Ans. The most common input formats in Hadoop are –

Key-value input format
Sequence file input format
Text input format

What are the different file formats that can be used in Hadoop?

Ans. File formats used with Hadoop, include –

CSV
JSON
Columnar
Sequence files
AVRO
Parquet file

Name the most popular data management tools used with Edge Nodes in Hadoop.

Ans. The most commonly used data management tools that work with Edge Nodes in Hadoop are –

Oozie
Ambari
Pig
Flume

Name the modes in which Hadoop can run.

Ans. Hadoop can run on three modes, which are –

Standalone mode
Pseudo Distributed mode (Single node cluster)
Fully distributes mode (Multiple node cluster)

What is the functionality of the ‘jps’ command?

Ans. The ‘jps’ command enables us to check if the Hadoop daemons like namenode, datanode, resourcemanager, nodemanager, etc. are running on the machine.

What is a Mapper?

Ans. Mapper is the first code responsible for migrating or manipulating the HDFS block stored data into key and value pair. There is one mapper for every data block on HDFS.

Mention the basic parameters of a Mapper.

Ans. A Mapper is –

LongWritable and Text
Text and IntWritable

What is Hadoop streaming?

Ans. Hadoop Streaming is a generic API that enables a user to create and run Map/Reduce jobs with any executable or script or any programming language like Python, Perl, Ruby, etc. Spark is the latest tool for Hadoop streaming.

What is NAS?

Ans. NAS is the abbreviation for Network-Attached Storage (NAS). It is a file-level computer data storage server, which is connected to a computer network. It offers data access to a heterogeneous group.

What is Avro Serialization in Hadoop?

Ans. Avro Serialization in Hadoop is the process through which objects or data structures states are translated into binary or textual form. This is done to transport the data over the network or to store on some persistent storage. Avro Serialization is known as marshaling while deserialization in Avro is called unmarshalling.

What is HDFS and what are its components?

Ans. HDFS or Hadoop Distributed File System runs on commodity hardware and is highly fault-tolerant. HDFS provides file permissions and authentication and is suitable for distributed storage and processing. It is composed of three elements, including NameNode, DataNode, and Secondary NameNode.

What is FSCK?

Ans. FSCK or File System Check is a command used by HDFS. It checks if any file is corrupt, has its replica, or if there are some missing blocks for a file. FSCK generates a summary report, which lists the overall health of the file system.

What are the differences between NAS and HDFS?
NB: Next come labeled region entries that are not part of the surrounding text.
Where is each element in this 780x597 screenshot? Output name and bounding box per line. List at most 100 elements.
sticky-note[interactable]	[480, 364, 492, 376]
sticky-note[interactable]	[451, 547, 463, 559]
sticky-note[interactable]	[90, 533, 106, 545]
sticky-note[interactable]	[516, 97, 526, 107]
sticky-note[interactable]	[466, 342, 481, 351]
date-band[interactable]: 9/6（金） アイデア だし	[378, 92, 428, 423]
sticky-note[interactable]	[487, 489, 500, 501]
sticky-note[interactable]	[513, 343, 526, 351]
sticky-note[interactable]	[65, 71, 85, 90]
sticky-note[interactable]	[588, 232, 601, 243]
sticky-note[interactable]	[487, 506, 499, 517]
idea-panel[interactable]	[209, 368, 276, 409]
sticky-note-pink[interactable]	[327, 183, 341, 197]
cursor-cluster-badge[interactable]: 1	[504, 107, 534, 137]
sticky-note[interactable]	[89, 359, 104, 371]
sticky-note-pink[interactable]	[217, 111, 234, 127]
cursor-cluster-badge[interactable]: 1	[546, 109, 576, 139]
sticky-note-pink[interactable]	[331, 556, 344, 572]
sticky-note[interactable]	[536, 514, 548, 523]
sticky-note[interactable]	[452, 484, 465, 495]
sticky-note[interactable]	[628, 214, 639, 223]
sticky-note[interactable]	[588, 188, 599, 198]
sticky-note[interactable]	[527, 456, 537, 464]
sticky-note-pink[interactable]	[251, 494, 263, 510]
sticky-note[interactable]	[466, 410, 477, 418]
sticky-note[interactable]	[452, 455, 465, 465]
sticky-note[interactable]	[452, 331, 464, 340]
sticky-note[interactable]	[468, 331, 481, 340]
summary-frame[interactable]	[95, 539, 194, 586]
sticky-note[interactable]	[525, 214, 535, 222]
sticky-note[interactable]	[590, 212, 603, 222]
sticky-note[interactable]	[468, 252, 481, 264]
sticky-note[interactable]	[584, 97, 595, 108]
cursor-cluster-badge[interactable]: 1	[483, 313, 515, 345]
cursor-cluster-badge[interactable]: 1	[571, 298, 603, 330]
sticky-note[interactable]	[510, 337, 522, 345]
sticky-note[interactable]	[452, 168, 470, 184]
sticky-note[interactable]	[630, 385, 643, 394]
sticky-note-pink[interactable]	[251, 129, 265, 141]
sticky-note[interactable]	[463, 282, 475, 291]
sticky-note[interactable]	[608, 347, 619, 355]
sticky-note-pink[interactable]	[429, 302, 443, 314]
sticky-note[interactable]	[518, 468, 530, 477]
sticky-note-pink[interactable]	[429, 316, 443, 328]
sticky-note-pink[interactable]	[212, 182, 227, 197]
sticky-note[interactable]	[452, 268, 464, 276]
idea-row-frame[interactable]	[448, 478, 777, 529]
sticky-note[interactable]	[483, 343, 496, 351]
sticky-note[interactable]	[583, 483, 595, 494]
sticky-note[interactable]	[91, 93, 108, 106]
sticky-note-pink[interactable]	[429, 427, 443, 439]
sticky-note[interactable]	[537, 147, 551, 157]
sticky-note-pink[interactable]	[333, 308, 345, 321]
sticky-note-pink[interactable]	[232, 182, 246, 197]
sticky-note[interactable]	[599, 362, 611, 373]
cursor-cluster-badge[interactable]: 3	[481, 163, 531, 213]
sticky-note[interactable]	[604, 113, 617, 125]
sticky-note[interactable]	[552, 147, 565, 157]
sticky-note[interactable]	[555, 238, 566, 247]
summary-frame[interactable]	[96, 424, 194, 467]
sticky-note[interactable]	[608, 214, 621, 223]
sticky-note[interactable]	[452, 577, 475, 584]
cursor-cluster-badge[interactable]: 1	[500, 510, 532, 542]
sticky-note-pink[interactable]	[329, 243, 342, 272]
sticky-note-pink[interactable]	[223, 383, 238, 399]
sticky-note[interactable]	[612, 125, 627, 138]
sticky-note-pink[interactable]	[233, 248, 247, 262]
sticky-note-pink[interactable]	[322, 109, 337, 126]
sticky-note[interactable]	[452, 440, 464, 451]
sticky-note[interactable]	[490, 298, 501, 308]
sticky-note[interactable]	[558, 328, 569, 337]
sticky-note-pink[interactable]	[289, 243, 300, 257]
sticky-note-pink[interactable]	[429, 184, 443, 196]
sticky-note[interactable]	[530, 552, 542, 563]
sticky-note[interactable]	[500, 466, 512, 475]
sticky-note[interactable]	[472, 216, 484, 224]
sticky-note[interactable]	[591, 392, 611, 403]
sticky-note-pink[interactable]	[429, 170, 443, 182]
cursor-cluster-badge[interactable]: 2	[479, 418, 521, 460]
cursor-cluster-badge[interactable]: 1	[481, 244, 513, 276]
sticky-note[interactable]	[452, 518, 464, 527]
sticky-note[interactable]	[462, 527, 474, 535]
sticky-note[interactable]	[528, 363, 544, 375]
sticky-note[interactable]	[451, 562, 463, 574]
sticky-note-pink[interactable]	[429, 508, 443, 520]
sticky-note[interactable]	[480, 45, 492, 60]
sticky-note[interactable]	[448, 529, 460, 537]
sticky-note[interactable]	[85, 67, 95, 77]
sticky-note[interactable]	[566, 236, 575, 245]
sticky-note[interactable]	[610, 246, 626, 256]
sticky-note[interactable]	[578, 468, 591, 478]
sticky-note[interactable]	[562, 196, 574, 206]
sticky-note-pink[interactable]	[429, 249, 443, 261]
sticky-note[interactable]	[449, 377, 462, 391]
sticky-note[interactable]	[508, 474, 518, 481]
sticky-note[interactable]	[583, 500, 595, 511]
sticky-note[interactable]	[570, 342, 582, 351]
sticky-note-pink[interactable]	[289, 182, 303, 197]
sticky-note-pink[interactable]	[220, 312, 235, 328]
Ans. The differences between NAS and HDFS are:

NAS	HDFS
Runs on a single machine	Runs on a cluster of different machines
No probability of data redundancy	Chances of data redundancy due to replication protocol
Stores data on a dedicated hardware	Data blocks are distributed across local drives
Does not use Hadoop MapReduce	Works with Hadoop MapReduce

What happens when multiple clients try to write on the same HDFS file?

Ans. Multiple users cannot write on the same HDFS file at a similar time. When the first user is accessing the file, inputs from the second user will be rejected because HDFS NameNode supports exclusive write.

Explain active and passive “NameNodes”?

Ans. A NameNode maintains all the metadata information of the data nodes. There are two NameNodes in a HA (High Availability) architecture, namely Active NameNode and Passive or Standby NameNode.

The Active NameNode works and runs in the cluster while the Passive NameNode is a standby NameNode, which has similar data as the active NameNode. In case the active NameNode fails, then the passive NameNode will replace the active NameNode in the cluster. Thus, the cluster is never without a NameNode and it never fails.

How NameNode handles DataNode failures in Hadoop?

Ans. The HDFS has master-slave architecture, where NameNode is the master and DataNode is the slave. NameNode periodically receives a Heartbeat signal from each of the DataNode in the cluster, implying that the DataNode is functioning properly.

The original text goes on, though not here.